Inter-City Cactus and Succulent Show at the LA Arboretum

Spiral blur:
Spiral blur

We went Saturday.  Not quite as spectacular as last year, but then last year's was particularly spectacular.  Still, at the champion's table, the best of the best, I saw the Holy Grail: what appeared to be a white sport of  Echeveria 'Afterglow'.  I was amazed.  Too amazed to get a good photograph.  You must take it from me--it was breathtaking.  An incandescent 200-watt light bulb in the shape of an Echeveria.  I leaned as close as I could to discover the name, but it was difficult to read---something like "Echeveria Danica" or "Canica"-- neither of which turns up anything relevant on The Google.   Update 7/4/11;  It might have been E. cante.

Holy Grail, succulent version:
Ghostly Echeveria
But that is the nature of the true Grail--it is only for the purest, tireless spirit.  My spirit was wilting from the inland heat and the crowd.  Lots of people, most of them yakking, a few wielding strollers as weapons.  The plants luckily were ready to defend themselves--the "Please Do Not Touch" signs were rather amusing when placed under something like this:

Please do not touch the plants:
Please Don't Touch

I realize this is insane, but one thing I adore about show succulents is how clean the plants are.  Not an errant dried leaf or spiderweb in sight, nor a single water spot.  I guess it takes canned air, tweezers, and something (what?) to remove water spots, or are show succulents always kept immaculate?  Amidst all the handmade pottery exactly matched to the character of each plant, this white plastic pot, this dirty white plastic pot stood out.  The plant, however, was immaculate.

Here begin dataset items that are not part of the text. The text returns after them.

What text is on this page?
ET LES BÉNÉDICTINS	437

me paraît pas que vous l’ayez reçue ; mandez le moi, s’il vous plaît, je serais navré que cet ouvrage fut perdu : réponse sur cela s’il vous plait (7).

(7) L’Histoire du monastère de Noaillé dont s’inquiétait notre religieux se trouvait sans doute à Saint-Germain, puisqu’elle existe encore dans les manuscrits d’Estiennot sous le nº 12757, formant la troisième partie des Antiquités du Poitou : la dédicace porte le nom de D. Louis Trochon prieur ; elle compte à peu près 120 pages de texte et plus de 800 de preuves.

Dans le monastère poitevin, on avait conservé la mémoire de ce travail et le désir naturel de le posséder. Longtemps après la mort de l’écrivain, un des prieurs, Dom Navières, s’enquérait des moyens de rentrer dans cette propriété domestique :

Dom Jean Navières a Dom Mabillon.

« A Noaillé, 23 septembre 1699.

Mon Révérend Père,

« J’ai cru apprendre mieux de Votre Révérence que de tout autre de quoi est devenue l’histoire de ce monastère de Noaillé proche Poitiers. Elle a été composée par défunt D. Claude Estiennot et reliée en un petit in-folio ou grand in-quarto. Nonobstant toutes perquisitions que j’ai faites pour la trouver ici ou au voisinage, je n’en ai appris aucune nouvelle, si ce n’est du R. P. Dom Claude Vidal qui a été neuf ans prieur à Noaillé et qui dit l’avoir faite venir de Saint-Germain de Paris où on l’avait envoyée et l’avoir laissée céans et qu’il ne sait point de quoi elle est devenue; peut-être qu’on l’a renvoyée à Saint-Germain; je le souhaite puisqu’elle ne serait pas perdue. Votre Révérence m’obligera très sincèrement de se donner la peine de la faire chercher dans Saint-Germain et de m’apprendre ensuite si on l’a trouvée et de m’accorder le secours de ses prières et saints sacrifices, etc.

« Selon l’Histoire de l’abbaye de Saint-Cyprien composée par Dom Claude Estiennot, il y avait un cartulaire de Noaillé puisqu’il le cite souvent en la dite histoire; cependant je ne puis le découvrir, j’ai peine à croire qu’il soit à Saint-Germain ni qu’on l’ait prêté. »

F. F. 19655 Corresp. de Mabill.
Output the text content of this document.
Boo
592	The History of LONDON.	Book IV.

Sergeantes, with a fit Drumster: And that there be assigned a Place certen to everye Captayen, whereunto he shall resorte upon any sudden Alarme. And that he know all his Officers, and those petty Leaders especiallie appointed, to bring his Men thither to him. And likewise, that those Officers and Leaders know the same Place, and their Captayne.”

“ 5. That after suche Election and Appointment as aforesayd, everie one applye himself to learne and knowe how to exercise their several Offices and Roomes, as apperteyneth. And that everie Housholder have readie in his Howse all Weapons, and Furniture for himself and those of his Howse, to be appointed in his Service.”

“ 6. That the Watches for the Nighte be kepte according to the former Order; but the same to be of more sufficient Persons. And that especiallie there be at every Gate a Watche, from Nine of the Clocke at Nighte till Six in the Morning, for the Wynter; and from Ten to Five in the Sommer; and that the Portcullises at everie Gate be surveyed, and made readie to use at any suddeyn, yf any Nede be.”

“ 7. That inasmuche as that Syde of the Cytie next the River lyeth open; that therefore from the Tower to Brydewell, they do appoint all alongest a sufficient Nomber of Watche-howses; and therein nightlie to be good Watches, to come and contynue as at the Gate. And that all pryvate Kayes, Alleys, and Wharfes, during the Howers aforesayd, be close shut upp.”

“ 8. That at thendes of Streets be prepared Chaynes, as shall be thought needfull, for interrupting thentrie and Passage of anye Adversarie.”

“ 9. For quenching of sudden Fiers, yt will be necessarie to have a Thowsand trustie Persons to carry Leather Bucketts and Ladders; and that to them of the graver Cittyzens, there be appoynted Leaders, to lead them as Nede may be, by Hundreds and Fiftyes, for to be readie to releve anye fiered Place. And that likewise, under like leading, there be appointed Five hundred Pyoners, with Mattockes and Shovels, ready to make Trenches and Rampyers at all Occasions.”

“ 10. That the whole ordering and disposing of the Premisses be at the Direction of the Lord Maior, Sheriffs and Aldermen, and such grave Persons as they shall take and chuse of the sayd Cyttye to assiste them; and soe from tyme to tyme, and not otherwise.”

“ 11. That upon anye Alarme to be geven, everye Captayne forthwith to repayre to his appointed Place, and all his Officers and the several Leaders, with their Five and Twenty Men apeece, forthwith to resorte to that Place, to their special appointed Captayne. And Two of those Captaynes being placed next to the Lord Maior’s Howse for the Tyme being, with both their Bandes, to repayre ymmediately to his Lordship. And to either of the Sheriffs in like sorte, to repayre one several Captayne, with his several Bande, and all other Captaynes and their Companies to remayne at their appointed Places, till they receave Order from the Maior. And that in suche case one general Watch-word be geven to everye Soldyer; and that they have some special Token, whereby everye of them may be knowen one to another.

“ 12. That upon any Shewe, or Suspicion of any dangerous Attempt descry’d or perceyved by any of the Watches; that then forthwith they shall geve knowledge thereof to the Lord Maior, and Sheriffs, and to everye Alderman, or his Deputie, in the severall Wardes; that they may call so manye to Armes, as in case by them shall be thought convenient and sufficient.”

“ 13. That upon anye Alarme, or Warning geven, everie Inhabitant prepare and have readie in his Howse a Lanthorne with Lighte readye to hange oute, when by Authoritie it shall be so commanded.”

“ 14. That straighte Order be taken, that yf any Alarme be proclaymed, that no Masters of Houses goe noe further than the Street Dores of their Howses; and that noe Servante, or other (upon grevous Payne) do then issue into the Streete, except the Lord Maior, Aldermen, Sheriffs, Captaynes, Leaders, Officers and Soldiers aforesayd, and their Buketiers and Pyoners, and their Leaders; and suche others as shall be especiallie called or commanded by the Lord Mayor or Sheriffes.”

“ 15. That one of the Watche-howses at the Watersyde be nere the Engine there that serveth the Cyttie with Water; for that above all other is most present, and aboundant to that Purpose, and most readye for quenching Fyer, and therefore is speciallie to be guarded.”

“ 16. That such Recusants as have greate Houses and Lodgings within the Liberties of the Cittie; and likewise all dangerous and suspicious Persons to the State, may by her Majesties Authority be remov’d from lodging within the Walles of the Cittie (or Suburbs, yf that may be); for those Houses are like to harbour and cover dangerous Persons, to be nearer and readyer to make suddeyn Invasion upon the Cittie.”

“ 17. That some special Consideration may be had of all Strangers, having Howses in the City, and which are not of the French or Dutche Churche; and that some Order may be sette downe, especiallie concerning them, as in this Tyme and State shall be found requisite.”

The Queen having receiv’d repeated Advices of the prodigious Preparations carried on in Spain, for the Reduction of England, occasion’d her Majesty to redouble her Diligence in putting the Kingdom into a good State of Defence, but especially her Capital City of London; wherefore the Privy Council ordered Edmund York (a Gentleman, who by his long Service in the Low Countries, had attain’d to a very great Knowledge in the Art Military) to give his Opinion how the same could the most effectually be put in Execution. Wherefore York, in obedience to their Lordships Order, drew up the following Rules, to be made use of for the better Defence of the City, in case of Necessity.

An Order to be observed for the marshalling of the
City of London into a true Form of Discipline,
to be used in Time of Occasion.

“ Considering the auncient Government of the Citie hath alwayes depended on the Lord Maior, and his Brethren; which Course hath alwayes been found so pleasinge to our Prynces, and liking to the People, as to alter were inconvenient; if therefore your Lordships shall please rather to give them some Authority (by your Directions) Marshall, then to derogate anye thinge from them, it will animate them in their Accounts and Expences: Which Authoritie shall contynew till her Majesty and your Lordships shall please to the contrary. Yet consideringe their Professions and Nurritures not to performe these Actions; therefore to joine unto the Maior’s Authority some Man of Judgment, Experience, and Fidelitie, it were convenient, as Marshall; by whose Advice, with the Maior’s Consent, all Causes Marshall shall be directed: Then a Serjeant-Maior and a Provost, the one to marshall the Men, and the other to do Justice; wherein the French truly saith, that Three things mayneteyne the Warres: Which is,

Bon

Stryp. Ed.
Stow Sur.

A touch of gardening reality sneaks into a show:
Honest Pot

The Agave table with species more familiar to me than the exotic caudiciforms, was a comforting bit of calm in the noise and human hurly-burly.  They were apparently too mundane to attract the crowd. 

The  Agave  table

We enjoyed the show, but eventually were forced to flee.  The show area and sale area had no sense of peace, with a line to buy plants as long and grim as the ladies' bathroom line at a football game.  While the show area was jammed, the Arboretum itself was nearly deserted and blessedly quiet, the exact reason I visit gardens in the first place.  On the way to the  Arboretum Agaves we passed through the circle of cypress.  Last year its hub was a trio of 'Swanes Golden' Cypress.  This year, they were gone, replaced by a crowd of Agaves, A. vilimoriana, perhaps.  Hopefully they moved the cypress rather than digging them out.  On down the path to a half-dozen large 'Blue Glow'.

Agave  'Blue Glow':
Agave  'Blue Glow'

There were two mature clumps of A. guiengola.  I planted my own tiny version imposter last weekend, and realized it will need extra room.  The largest rosette was over five feet across, and a magnificent, heavy presence.  Update 7/4/11 it turned out to be a tequiliana.  I finally got my guiengola yesterday. 

Agave guiengola:
Agave  guiengola

 Thence to a representation, a wonderful one, of a Madagascar thorn forest.  Alluadias besides A. procera, and Pachypodiums ten feet tall and blooming.  A balm to the soul after the madding crowd, despite the large  sign announcing that the thorn forests of Madagascar are being turned into cooking charcoal.  Beside the Pachypodiums, a dead plant that wasn't dead, sporting tiny white  flowers  for the  observant.

Dead, but blooming

No tag, and it was too hot for coastal dwellers to linger.  We escaped the heat.  The usual Arboretum Peacock, wisely huddled  in the shade, served as gatekeeper and fare-thee-well.